こんにちは。
高千穂町議会議員の板倉哲男です。
前回は、高千穂町は財源不足のため、ふるさと納税をお願いしたいという内容で書かせていただきました。
ここで、少し自治体の財政に詳しい方であれば、「財政調整基金(自治体の貯金)があるじゃないか」と思われたかもしれません。
今回は、財政調整基金について少し詳しく書きたいと思います。
財政調整基金とは
財政調整基金とは、簡単に言うと町の貯金のことです。
町税などの歳入は年度により増減があります。
歳入増の場合はよいとして、歳入減になれば、財源不足になる可能性があります。
財源不足になると、やろうと思っていたことができなかったり、あるいは、それまでしていた行政サービスを停止せざるをえなかったりという不都合が生じます。
そこで、財源不足になったとしても、財源を補えるように、どこの自治体でも、一定の金額を財政調整基金としてもっているわけです。
財政調整基金の減少続く
しかし、高千穂町はここ5年間、財政調整基金が億単位で減少しているのです。
棒グラフにもあるとおり、平成30年度末に13億あったものが、令和2年度末には8億円代まで減少する見込みとなっています。
財政調整基金の適正額は
財政調整基金はどの程度の額を持っているのが、その自治体にとっての適正額になのか。
これについては、答えがあるようでありません。
自治体の考え方次第です。
ただ、総務省の調査によると、多くの自治体で目安としているのが、「標準財政規模の5~20%」だそうです。
標準財政規模とは
今度は、「標準財政規模」とはなんぞやとなるわけですが、サラリーマンの基本給のようなイメージで考えていただければいいかなと思います。
つまり、給与の中には、基本給と、時間外手当や通勤手当などがつく会社もあると思います。
自治体も同じで、いろんな収入があるのですが、最も基本的な収入を表すのが、標準財政規模です。
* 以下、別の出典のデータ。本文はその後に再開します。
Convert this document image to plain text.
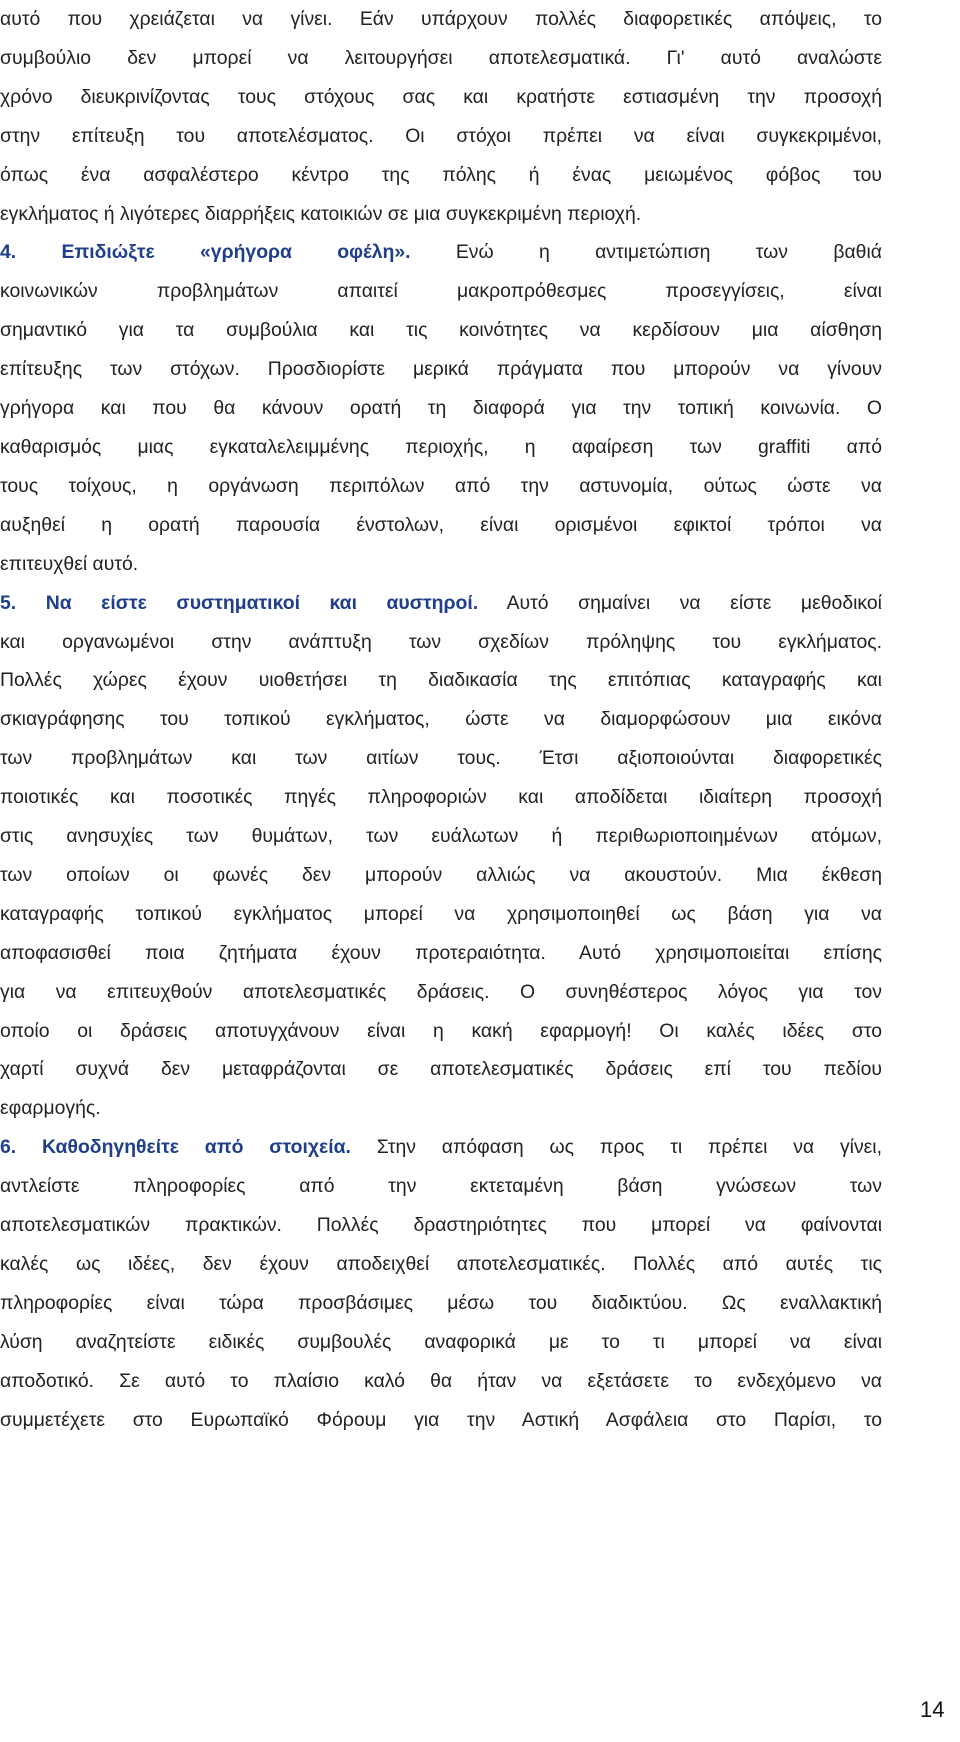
αυτό που χρειάζεται να γίνει. Εάν υπάρχουν πολλές διαφορετικές απόψεις, το

συμβούλιο δεν μπορεί να λειτουργήσει αποτελεσματικά. Γι' αυτό αναλώστε

χρόνο διευκρινίζοντας τους στόχους σας και κρατήστε εστιασμένη την προσοχή

στην επίτευξη του αποτελέσματος. Οι στόχοι πρέπει να είναι συγκεκριμένοι,

όπως ένα ασφαλέστερο κέντρο της πόλης ή ένας μειωμένος φόβος του

εγκλήματος ή λιγότερες διαρρήξεις κατοικιών σε μια συγκεκριμένη περιοχή.

4. Επιδιώξτε «γρήγορα οφέλη». Ενώ η αντιμετώπιση των βαθιά

κοινωνικών προβλημάτων απαιτεί μακροπρόθεσμες προσεγγίσεις, είναι

σημαντικό για τα συμβούλια και τις κοινότητες να κερδίσουν μια αίσθηση

επίτευξης των στόχων. Προσδιορίστε μερικά πράγματα που μπορούν να γίνουν

γρήγορα και που θα κάνουν ορατή τη διαφορά για την τοπική κοινωνία. Ο

καθαρισμός μιας εγκαταλελειμμένης περιοχής, η αφαίρεση των graffiti από

τους τοίχους, η οργάνωση περιπόλων από την αστυνομία, ούτως ώστε να

αυξηθεί η ορατή παρουσία ένστολων, είναι ορισμένοι εφικτοί τρόποι να

επιτευχθεί αυτό.

5. Να είστε συστηματικοί και αυστηροί. Αυτό σημαίνει να είστε μεθοδικοί

και οργανωμένοι στην ανάπτυξη των σχεδίων πρόληψης του εγκλήματος.

Πολλές χώρες έχουν υιοθετήσει τη διαδικασία της επιτόπιας καταγραφής και

σκιαγράφησης του τοπικού εγκλήματος, ώστε να διαμορφώσουν μια εικόνα

των προβλημάτων και των αιτίων τους. Έτσι αξιοποιούνται διαφορετικές

ποιοτικές και ποσοτικές πηγές πληροφοριών και αποδίδεται ιδιαίτερη προσοχή

στις ανησυχίες των θυμάτων, των ευάλωτων ή περιθωριοποιημένων ατόμων,

των οποίων οι φωνές δεν μπορούν αλλιώς να ακουστούν. Μια έκθεση

καταγραφής τοπικού εγκλήματος μπορεί να χρησιμοποιηθεί ως βάση για να

αποφασισθεί ποια ζητήματα έχουν προτεραιότητα. Αυτό χρησιμοποιείται επίσης

για να επιτευχθούν αποτελεσματικές δράσεις. Ο συνηθέστερος λόγος για τον

οποίο οι δράσεις αποτυγχάνουν είναι η κακή εφαρμογή! Οι καλές ιδέες στο

χαρτί συχνά δεν μεταφράζονται σε αποτελεσματικές δράσεις επί του πεδίου

εφαρμογής.

6. Καθοδηγηθείτε από στοιχεία. Στην απόφαση ως προς τι πρέπει να γίνει,

αντλείστε πληροφορίες από την εκτεταμένη βάση γνώσεων των

αποτελεσματικών πρακτικών. Πολλές δραστηριότητες που μπορεί να φαίνονται

καλές ως ιδέες, δεν έχουν αποδειχθεί αποτελεσματικές. Πολλές από αυτές τις

πληροφορίες είναι τώρα προσβάσιμες μέσω του διαδικτύου. Ως εναλλακτική

λύση αναζητείστε ειδικές συμβουλές αναφορικά με το τι μπορεί να είναι

αποδοτικό. Σε αυτό το πλαίσιο καλό θα ήταν να εξετάσετε το ενδεχόμενο να

συμμετέχετε στο Ευρωπαϊκό Φόρουμ για την Αστική Ασφάλεια στο Παρίσι, το

14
高千穂町の標準財政規模がいくらかというと、平成29年度の数字で、46億6449万円です。
高千穂町の基金の適正額は
高千穂町の標準財政規模である46億6449万円の5~20%は、2億3,322万円~9億3,289万円となります。
また、甲斐町長は財政調整基金の適正額について、どの程度を考えているのかというと、以前の議会で「10億円ぐらいは持っておく必要があると考えている」と発言がありました。
ですので、甲斐町長としては標準財政規模の20%程を、財政調整基金として持っておきたい、という考えだということになります。
いよいよ健全な財政運営が求められる
まとめとしては、以下のように言えると思います。
令和元年度末までは、標準財政規模の20%以上の残高があり、まだ余裕があったと言えます。
令和2年度末には8億円代まで減少する見込みですので、いよいよ標準財政規模の20%を割り込みます。
それでも、標準財政規模の15%以上はありますので、危機的な状況とまでは言えないと思います。
とはいえ、5年連続で実質単年度赤字が続いており、基金の減少が続いています。
このあたりで実質単年度赤字の黒字化を実現しなければ、財政調整基金の残高が標準財政規模の10%に、さらには5%にと、ならないとも限りません。
こうした状況では、財政調整基金をさらに取り崩してコロナ対策に取り組む、ということが厳しいというわけです。
いよいよ本腰を上げた健全な行財政運営が求められます。
執行部の今後の行財政運営に期待したいと思います。
では、今日はこれで失礼します。